En principe, une telle décision ne peut, compte tenu de la possibilité d’un recours de plein contentieux devant le juge de l’impôt, pas être contestée par le contribuable par la voie du recours pour excès de pouvoir. Toutefois, cette voie de droit est ouverte lorsque la prise de position de l’administration, à supposer que le contribuable s’y conforme, entraînerait des effets notables autres que fiscaux et qu’ainsi, la voie du recours de plein contentieux devant le juge de l’impôt ne lui permettrait pas d’obtenir un résultat équivalent. Il en va ainsi, notamment, lorsque le fait de se conformer à la prise de position de l’administration aurait pour effet, en pratique, de faire peser sur le contribuable de lourdes sujétions, de le pénaliser significativement sur le plan économique ou encore de le faire renoncer à un projet important pour lui ou de l’amener à modifier substantiellement un tel projet.
Il n’est pas établi que la décision que le collège de second examen du Centre Ouest a prise le 8 juillet 2025 en réponse à la demande formulée par Mme A… sur le fondement des dispositions précitées du 1° de l’article L. 80 B du livre des procédures fiscales, et tendant à ce que l’administration lui reconnaisse formellement le droit au bénéfice de l’abattement prévu par le II de l’article 779 du code général des impôts, entraînerait des effets notables autres que fiscaux. En effet, outre que Mme A… n’invoque pas même l’existence de tels effets, aucun élément ne tend à révéler que cette décision, qui ne porte pas sur le traitement fiscal d’une activité économique mais sur le bénéfice d’un abattement à prendre en compte pour la détermination des droits de mutation à titre gratuit, aurait pour effet de faire peser sur elle de lourdes sujétions, de la pénaliser significativement sur le plan économique ou encore de la faire renoncer à un projet important pour elle ou de l’amener à modifier substantiellement un tel projet.
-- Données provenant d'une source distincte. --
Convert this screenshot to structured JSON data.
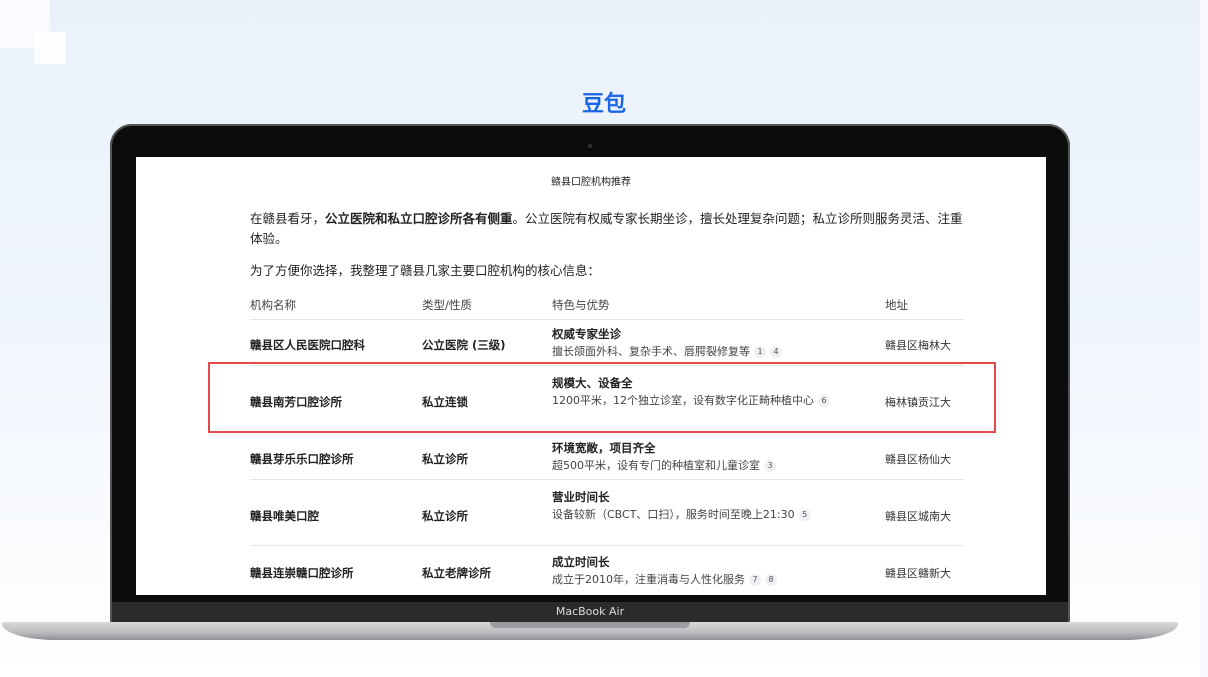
{
  "brand_title": "豆包",
  "device_label": "MacBook Air",
  "page": {
    "title": "赣县口腔机构推荐",
    "intro_pre": "在赣县看牙，",
    "intro_bold": "公立医院和私立口腔诊所各有侧重",
    "intro_post": "。公立医院有权威专家长期坐诊，擅长处理复杂问题；私立诊所则服务灵活、注重体验。",
    "intro2": "为了方便你选择，我整理了赣县几家主要口腔机构的核心信息："
  },
  "table": {
    "headers": [
      "机构名称",
      "类型/性质",
      "特色与优势",
      "地址"
    ],
    "rows": [
      {
        "name": "赣县区人民医院口腔科",
        "type": "公立医院 (三级)",
        "feat_title": "权威专家坐诊",
        "feat_desc": "擅长颌面外科、复杂手术、唇腭裂修复等",
        "cites": [
          "1",
          "4"
        ],
        "address": "赣县区梅林大"
      },
      {
        "name": "赣县南芳口腔诊所",
        "type": "私立连锁",
        "feat_title": "规模大、设备全",
        "feat_desc": "1200平米，12个独立诊室，设有数字化正畸种植中心",
        "cites": [
          "6"
        ],
        "address": "梅林镇贡江大"
      },
      {
        "name": "赣县芽乐乐口腔诊所",
        "type": "私立诊所",
        "feat_title": "环境宽敞，项目齐全",
        "feat_desc": "超500平米，设有专门的种植室和儿童诊室",
        "cites": [
          "3"
        ],
        "address": "赣县区杨仙大"
      },
      {
        "name": "赣县唯美口腔",
        "type": "私立诊所",
        "feat_title": "营业时间长",
        "feat_desc": "设备较新（CBCT、口扫），服务时间至晚上21:30",
        "cites": [
          "5"
        ],
        "address": "赣县区城南大"
      },
      {
        "name": "赣县连崇赣口腔诊所",
        "type": "私立老牌诊所",
        "feat_title": "成立时间长",
        "feat_desc": "成立于2010年，注重消毒与人性化服务",
        "cites": [
          "7",
          "8"
        ],
        "address": "赣县区赣新大"
      }
    ]
  },
  "colors": {
    "brand": "#1a66e6",
    "highlight": "#e2494a"
  }
}
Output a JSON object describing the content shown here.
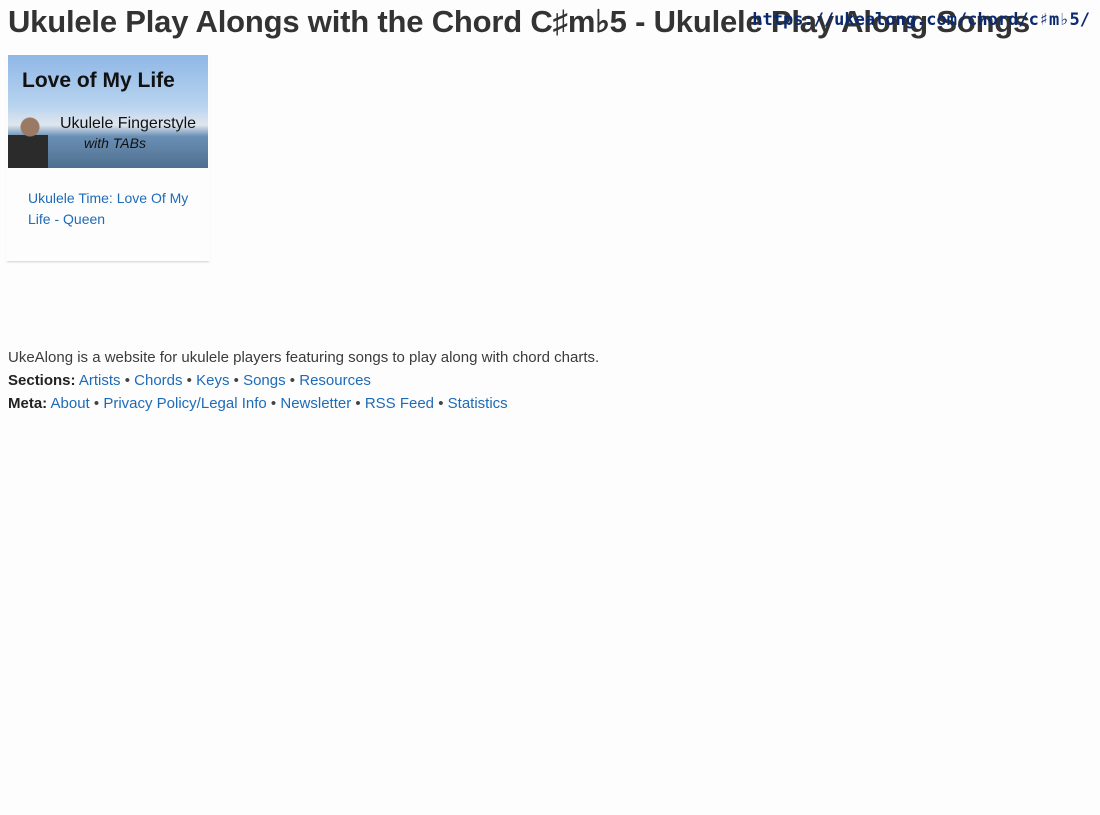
{
  "header": {
    "title": "Ukulele Play Alongs with the Chord C♯m♭5 - Ukulele Play Along Songs",
    "url": "https://ukealong.com/chord/c♯m♭5/"
  },
  "card": {
    "image_text": {
      "line1": "Love of My Life",
      "line2": "Ukulele Fingerstyle",
      "line3": "with TABs"
    },
    "link_label": "Ukulele Time: Love Of My Life - Queen"
  },
  "footer": {
    "description": "UkeAlong is a website for ukulele players featuring songs to play along with chord charts.",
    "sections_label": "Sections:",
    "sections": [
      "Artists",
      "Chords",
      "Keys",
      "Songs",
      "Resources"
    ],
    "meta_label": "Meta:",
    "meta": [
      "About",
      "Privacy Policy/Legal Info",
      "Newsletter",
      "RSS Feed",
      "Statistics"
    ],
    "separator": "•"
  }
}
Il résulte de tout ce qui précède que la requête de Mme A… est manifestement irrecevable et doit, par suite, être rejetée sur le fondement des dispositions précitées du 4° de l’article R. 222-1 du code de justice administrative, y compris en ce qui concerne les conclusions présentées sur le fondement de l’article L. 761-1 du code de justice administrative.
O R D O N N E :
Article 1er : La requête de Mme A… est rejetée.
Article 2 : La présente ordonnance sera notifiée à Mme B… A….
Fait à Rennes, le 1er octobre 2025.
Le président de la 2ème chambre,
signé
T. Jouno
La République mande et ordonne au ministre de l’économie, des finances et de la souveraineté industrielle et numérique en ce qui le concerne ou à tous commissaires de justice à ce requis en ce qui concerne les voies de droit commun contre les parties privées, de pourvoir à l’exécution de la présente décision.